En el medio del revoleo de versiones, el gobierno provincial optó por la razonabilidad. Ratificó que el único proyecto en el que está trabajando es el de Agua Negra, que tantos desvelos y contratiempos le obligó a remontar por otro lado. No se escuchó en algo similar al gobierno nacional, dueño de la llave de la continuidad, por desgracia.

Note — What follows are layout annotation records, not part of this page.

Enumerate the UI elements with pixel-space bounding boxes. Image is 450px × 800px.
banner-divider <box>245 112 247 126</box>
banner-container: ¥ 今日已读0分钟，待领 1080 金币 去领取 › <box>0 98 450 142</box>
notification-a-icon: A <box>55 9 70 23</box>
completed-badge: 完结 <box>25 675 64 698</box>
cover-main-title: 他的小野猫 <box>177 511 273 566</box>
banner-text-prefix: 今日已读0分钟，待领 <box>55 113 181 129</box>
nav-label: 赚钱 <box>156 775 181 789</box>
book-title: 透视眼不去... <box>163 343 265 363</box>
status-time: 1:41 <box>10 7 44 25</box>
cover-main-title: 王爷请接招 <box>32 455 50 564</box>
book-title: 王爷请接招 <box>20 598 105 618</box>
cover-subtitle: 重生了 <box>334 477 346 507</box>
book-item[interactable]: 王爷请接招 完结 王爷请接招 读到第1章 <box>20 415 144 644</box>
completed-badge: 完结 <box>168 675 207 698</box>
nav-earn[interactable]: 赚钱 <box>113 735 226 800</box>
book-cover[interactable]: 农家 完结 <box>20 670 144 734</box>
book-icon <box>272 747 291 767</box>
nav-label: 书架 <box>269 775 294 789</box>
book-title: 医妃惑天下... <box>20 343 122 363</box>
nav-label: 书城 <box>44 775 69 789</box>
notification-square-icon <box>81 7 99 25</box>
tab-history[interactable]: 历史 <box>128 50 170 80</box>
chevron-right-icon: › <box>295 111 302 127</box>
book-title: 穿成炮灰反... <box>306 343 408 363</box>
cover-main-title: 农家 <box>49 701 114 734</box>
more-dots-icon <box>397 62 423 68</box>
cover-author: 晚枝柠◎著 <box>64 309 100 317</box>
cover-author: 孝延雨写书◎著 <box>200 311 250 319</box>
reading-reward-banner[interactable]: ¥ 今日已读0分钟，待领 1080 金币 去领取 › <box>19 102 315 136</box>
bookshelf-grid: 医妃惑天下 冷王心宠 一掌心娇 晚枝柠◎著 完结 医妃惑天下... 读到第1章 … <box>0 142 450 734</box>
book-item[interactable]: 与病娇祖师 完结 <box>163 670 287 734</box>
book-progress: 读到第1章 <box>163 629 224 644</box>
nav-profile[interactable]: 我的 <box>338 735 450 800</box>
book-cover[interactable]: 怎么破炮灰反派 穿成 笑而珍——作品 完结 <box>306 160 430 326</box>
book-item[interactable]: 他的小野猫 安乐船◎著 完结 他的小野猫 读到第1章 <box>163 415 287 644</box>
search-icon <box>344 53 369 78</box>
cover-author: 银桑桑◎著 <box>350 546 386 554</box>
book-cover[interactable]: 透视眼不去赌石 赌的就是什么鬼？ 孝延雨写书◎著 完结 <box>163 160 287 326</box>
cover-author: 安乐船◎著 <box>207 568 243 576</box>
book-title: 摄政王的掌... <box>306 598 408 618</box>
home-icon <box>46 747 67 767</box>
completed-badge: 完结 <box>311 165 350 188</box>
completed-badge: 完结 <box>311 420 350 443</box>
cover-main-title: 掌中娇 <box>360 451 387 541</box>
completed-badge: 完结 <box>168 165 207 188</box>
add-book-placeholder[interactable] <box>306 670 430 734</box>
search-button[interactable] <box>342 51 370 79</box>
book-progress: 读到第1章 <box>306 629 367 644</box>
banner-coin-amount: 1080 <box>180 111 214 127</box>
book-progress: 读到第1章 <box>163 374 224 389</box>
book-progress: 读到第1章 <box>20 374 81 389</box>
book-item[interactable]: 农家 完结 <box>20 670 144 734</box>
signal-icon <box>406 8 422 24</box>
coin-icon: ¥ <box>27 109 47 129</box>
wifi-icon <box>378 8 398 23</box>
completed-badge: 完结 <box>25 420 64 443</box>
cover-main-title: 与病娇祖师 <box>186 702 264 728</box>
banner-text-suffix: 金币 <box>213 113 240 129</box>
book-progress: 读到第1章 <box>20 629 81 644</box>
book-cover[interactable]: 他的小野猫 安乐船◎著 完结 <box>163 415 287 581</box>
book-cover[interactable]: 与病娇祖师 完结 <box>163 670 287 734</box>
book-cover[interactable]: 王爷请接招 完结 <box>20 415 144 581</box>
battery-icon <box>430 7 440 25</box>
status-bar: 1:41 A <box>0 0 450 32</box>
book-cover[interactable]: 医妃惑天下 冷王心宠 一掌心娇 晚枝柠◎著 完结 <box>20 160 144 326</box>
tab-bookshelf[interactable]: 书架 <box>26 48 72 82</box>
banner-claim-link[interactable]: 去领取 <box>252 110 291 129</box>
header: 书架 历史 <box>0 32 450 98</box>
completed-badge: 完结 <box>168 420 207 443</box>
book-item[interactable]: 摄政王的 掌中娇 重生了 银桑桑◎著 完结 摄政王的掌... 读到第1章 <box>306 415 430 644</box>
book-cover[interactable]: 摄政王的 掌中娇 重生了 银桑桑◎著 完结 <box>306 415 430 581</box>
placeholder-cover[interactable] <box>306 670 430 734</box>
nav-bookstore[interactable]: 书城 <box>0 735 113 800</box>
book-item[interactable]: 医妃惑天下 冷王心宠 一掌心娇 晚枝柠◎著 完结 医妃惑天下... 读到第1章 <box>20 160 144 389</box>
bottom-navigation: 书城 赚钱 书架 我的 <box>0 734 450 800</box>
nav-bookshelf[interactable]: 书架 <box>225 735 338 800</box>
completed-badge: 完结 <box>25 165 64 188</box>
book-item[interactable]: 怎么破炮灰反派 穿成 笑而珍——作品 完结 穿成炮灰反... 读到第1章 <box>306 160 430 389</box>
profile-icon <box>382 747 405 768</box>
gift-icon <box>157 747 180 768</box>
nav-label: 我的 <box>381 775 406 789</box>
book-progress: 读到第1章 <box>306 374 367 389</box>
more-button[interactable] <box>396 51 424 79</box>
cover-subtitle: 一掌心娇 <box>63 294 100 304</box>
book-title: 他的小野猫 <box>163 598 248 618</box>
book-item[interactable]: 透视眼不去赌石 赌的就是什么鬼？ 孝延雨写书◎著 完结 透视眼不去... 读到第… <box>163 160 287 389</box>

El jueves llegó Alberto Fernández a la provincia, en el primer capítulo de sus viajes al interior. Anoticiado del dilema, lo más picante que se le escuchó -más allá de las correspondientes frases de ocasión- fue que si gana como presidente de la Nación trabajará para que “no todos miremos al puerto de Buenos Aires”. “Agua Negra es un proyecto central para el equilibrio de la Argentina, para que haya otro canal de acceso al Pacífico”.
Tan porteño como Fernández es el actual presidente Macri, que va por la reelección. Dos porteños de hecho, se impone que sean sometidos a comprender el país fuera de la General Paz. Será bueno también escuchar a Macri cuando llegue en campaña en San Juan no sólo qué dice sobre el futuro de la obra más importante de la historia de los sanjuaninos, sino qué explicación da a la parálisis.
Tan bueno, como que los sanjuaninos tengan en cuenta estas parábolas y compromiso de cada uno de los que le piden el voto al momento de la campaña presidencial. Antes de que se convierta en un concurso de Miss Simpatía.